Supported Data Formats for RAQL
RAQL can perform queries on datasets in the following formats:
CSV (comma-separated values):
The first line in a CSV dataset must identify column names for the data.
RAQL replaces any white space character in column names with an underscore (_). For example, "First Name" becomes First_Name.
Column names that are numeric have "column_" prepended to the name. For example, "2010" becomes "column_2010".
JDBC Result Sets: returned from databases when SQL queries or stored procedures are invoked.
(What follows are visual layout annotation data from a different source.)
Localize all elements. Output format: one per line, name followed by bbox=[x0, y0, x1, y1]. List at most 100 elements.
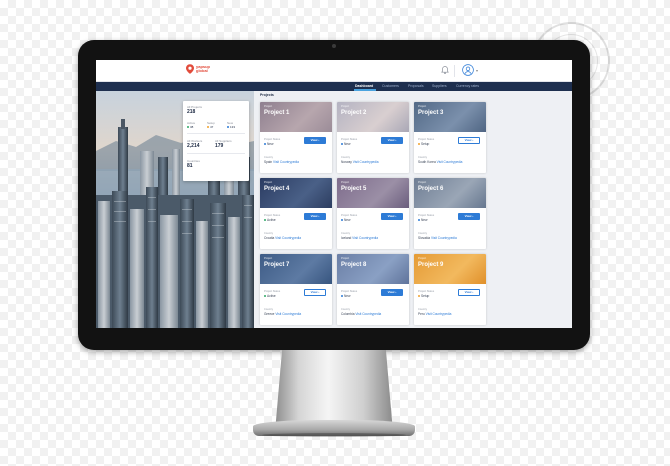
countrypedia-link[interactable]: Visit Countrypedia bbox=[273, 160, 299, 164]
monitor-frame: yapsup global ▾ Dashboard Customers Prop… bbox=[78, 40, 590, 350]
chevron-right-icon: › bbox=[395, 214, 397, 218]
webcam bbox=[332, 44, 336, 48]
project-status-value: Active bbox=[267, 218, 276, 222]
project-country: Norway Visit Countrypedia bbox=[341, 160, 379, 164]
country-label: Country bbox=[264, 232, 274, 235]
all-suppliers-value: 179 bbox=[215, 143, 224, 149]
project-status-label: Project Status bbox=[418, 138, 435, 141]
countrypedia-link[interactable]: Visit Countrypedia bbox=[353, 160, 379, 164]
view-button-label: View bbox=[464, 290, 472, 294]
countrypedia-link[interactable]: Visit Countrypedia bbox=[426, 312, 452, 316]
status-dot bbox=[341, 143, 343, 145]
project-card[interactable]: Project Project 1 Project Status New View › C… bbox=[260, 102, 332, 173]
country-name: Slovakia bbox=[418, 236, 431, 240]
view-button-label: View bbox=[310, 290, 318, 294]
view-project-button[interactable]: View › bbox=[304, 213, 326, 220]
view-project-button[interactable]: View › bbox=[381, 137, 403, 144]
project-country: Slovakia Visit Countrypedia bbox=[418, 236, 457, 240]
project-status: Active bbox=[264, 218, 276, 222]
stats-divider bbox=[187, 153, 245, 154]
project-status-value: New bbox=[344, 142, 351, 146]
project-country: Iceland Visit Countrypedia bbox=[341, 236, 378, 240]
country-label: Country bbox=[418, 232, 428, 235]
view-project-button[interactable]: View › bbox=[458, 213, 480, 220]
project-name: Project 8 bbox=[341, 262, 367, 268]
tab-suppliers[interactable]: Suppliers bbox=[432, 82, 447, 91]
status-dot bbox=[264, 143, 266, 145]
header-divider bbox=[454, 65, 455, 77]
country-name: Peru bbox=[418, 312, 425, 316]
status-dot bbox=[418, 295, 420, 297]
project-status: New bbox=[341, 294, 350, 298]
view-project-button[interactable]: View › bbox=[304, 137, 326, 144]
project-status: New bbox=[264, 142, 273, 146]
view-button-label: View bbox=[387, 138, 395, 142]
project-card[interactable]: Project Project 3 Project Status Setup View … bbox=[414, 102, 486, 173]
view-button-label: View bbox=[464, 138, 472, 142]
view-project-button[interactable]: View › bbox=[381, 213, 403, 220]
country-label: Country bbox=[341, 156, 351, 159]
project-status-label: Project Status bbox=[418, 290, 435, 293]
view-button-label: View bbox=[387, 214, 395, 218]
project-country: Colombia Visit Countrypedia bbox=[341, 312, 381, 316]
view-project-button[interactable]: View › bbox=[458, 289, 480, 296]
countrypedia-link[interactable]: Visit Countrypedia bbox=[275, 236, 301, 240]
tab-proposals[interactable]: Proposals bbox=[408, 82, 424, 91]
status-dot bbox=[264, 219, 266, 221]
project-status-value: Setup bbox=[421, 294, 430, 298]
active-dot bbox=[187, 126, 189, 128]
countrypedia-link[interactable]: Visit Countrypedia bbox=[355, 312, 381, 316]
bell-icon[interactable] bbox=[440, 65, 450, 75]
project-card[interactable]: Project Project 7 Project Status Active View… bbox=[260, 254, 332, 325]
project-card[interactable]: Project Project 6 Project Status New View › C… bbox=[414, 178, 486, 249]
chevron-right-icon: › bbox=[472, 214, 474, 218]
countrypedia-link[interactable]: Visit Countrypedia bbox=[431, 236, 457, 240]
brand-name: yapsup global bbox=[196, 64, 211, 73]
project-country: Peru Visit Countrypedia bbox=[418, 312, 451, 316]
user-avatar-icon[interactable] bbox=[462, 64, 474, 76]
stats-summary-card: All Projects 218 Active 38 Setup 47 New … bbox=[183, 101, 249, 181]
project-kicker: Project bbox=[341, 257, 350, 260]
project-status: New bbox=[418, 218, 427, 222]
project-name: Project 7 bbox=[264, 262, 290, 268]
countrypedia-link[interactable]: Visit Countrypedia bbox=[352, 236, 378, 240]
project-card[interactable]: Project Project 2 Project Status New View › C… bbox=[337, 102, 409, 173]
chevron-down-icon[interactable]: ▾ bbox=[476, 68, 478, 73]
view-project-button[interactable]: View › bbox=[458, 137, 480, 144]
project-country: Spain Visit Countrypedia bbox=[264, 160, 299, 164]
project-status-label: Project Status bbox=[341, 290, 358, 293]
project-status: Active bbox=[264, 294, 276, 298]
project-name: Project 5 bbox=[341, 186, 367, 192]
tab-customers[interactable]: Customers bbox=[382, 82, 399, 91]
new-dot bbox=[227, 126, 229, 128]
project-kicker: Project bbox=[264, 181, 273, 184]
view-project-button[interactable]: View › bbox=[304, 289, 326, 296]
project-card[interactable]: Project Project 9 Project Status Setup View … bbox=[414, 254, 486, 325]
project-card[interactable]: Project Project 8 Project Status New View › C… bbox=[337, 254, 409, 325]
project-card[interactable]: Project Project 4 Project Status Active View… bbox=[260, 178, 332, 249]
project-status-value: New bbox=[344, 218, 351, 222]
countrypedia-link[interactable]: Visit Countrypedia bbox=[275, 312, 301, 316]
new-value: 133 bbox=[230, 125, 236, 129]
status-dot bbox=[341, 295, 343, 297]
project-name: Project 4 bbox=[264, 186, 290, 192]
chevron-right-icon: › bbox=[318, 214, 320, 218]
tab-currency-rates[interactable]: Currency rates bbox=[456, 82, 479, 91]
chevron-right-icon: › bbox=[395, 290, 397, 294]
country-label: Country bbox=[341, 232, 351, 235]
project-card[interactable]: Project Project 5 Project Status New View › C… bbox=[337, 178, 409, 249]
view-project-button[interactable]: View › bbox=[381, 289, 403, 296]
project-kicker: Project bbox=[341, 105, 350, 108]
brand-logo[interactable]: yapsup global bbox=[186, 64, 216, 74]
chevron-right-icon: › bbox=[318, 290, 320, 294]
chevron-right-icon: › bbox=[472, 290, 474, 294]
project-name: Project 9 bbox=[418, 262, 444, 268]
chevron-right-icon: › bbox=[318, 138, 320, 142]
countrypedia-link[interactable]: Visit Countrypedia bbox=[437, 160, 463, 164]
country-name: Croatia bbox=[264, 236, 275, 240]
country-name: Iceland bbox=[341, 236, 352, 240]
country-name: Colombia bbox=[341, 312, 355, 316]
all-workers-value: 2,214 bbox=[187, 143, 200, 149]
main-nav: Dashboard Customers Proposals Suppliers … bbox=[96, 82, 572, 91]
active-tab-indicator bbox=[354, 89, 376, 91]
XML: data must be well-formed. In addition,
RAQL has the following limitations for XML data:
XML namespaces are ignored.
The structure of the XML should be flat, with a single set of repeating nodes (the rows) that contain a single level of elements (the columns) with simple content (text only). Data in any nodes that are ancestors of the repeating 'rows' is not accessible.
For example:
<records>
<record>
<itemId>N2390</itemId>
<price>145.20</price>
...
</record>
<record>
<itemId>G88</itemId>
<price>16.95</price>
...
</record>
...
</records>
Data in attributes may not be accessible in some situations.
JSON: data must be well-formed. The structure of the JSON should be flat, with a single array of objects (the rows) that contain name/value pairs (the columns) with simple content (number, string, boolean). Data in any objects that are ancestors of the repeating 'rows' is not accessible.
For example:
{
"records": {
"record": [
{
"itemId": "N2390",
"price": 145.2,
...
},
{
"itemId": "G88",
"price": 16.95,
...
},
...
]
}
}
Assuming that the above JSON data is available in file sales.json, the following EMML sample executes RAQL on it:
<mashup xmlns='http://www.openmashup.org/schemas/v1.0/EMML'>
<variable name='sales'
datafile='sales.json'
type='document'
subtype='json'
stream='true'/>
<output name='result'
type='document' />
<raql outputvariable='result'
query='select itemId, price from sales/records/record'/>
</mashup>
Java Objects: loaded in
In-Memory Stores by external systems. Java objects must:
Be plain Java objects or beans with properties for each column of data in the dataset.
Be serializable. This is required when
In-Memory Stores use both local memory for the
MashZone NextGen Server and memory from additional
BigMemory hosts. See
In-Memory Dataset Management for more information.
Have search attributes defined in the configuration for the declared
In-Memory Store where they will be stored. Search attributes provide the extraction class and other information that maps Java object properties to dataset columns and allows
RAQL to access and work with the data.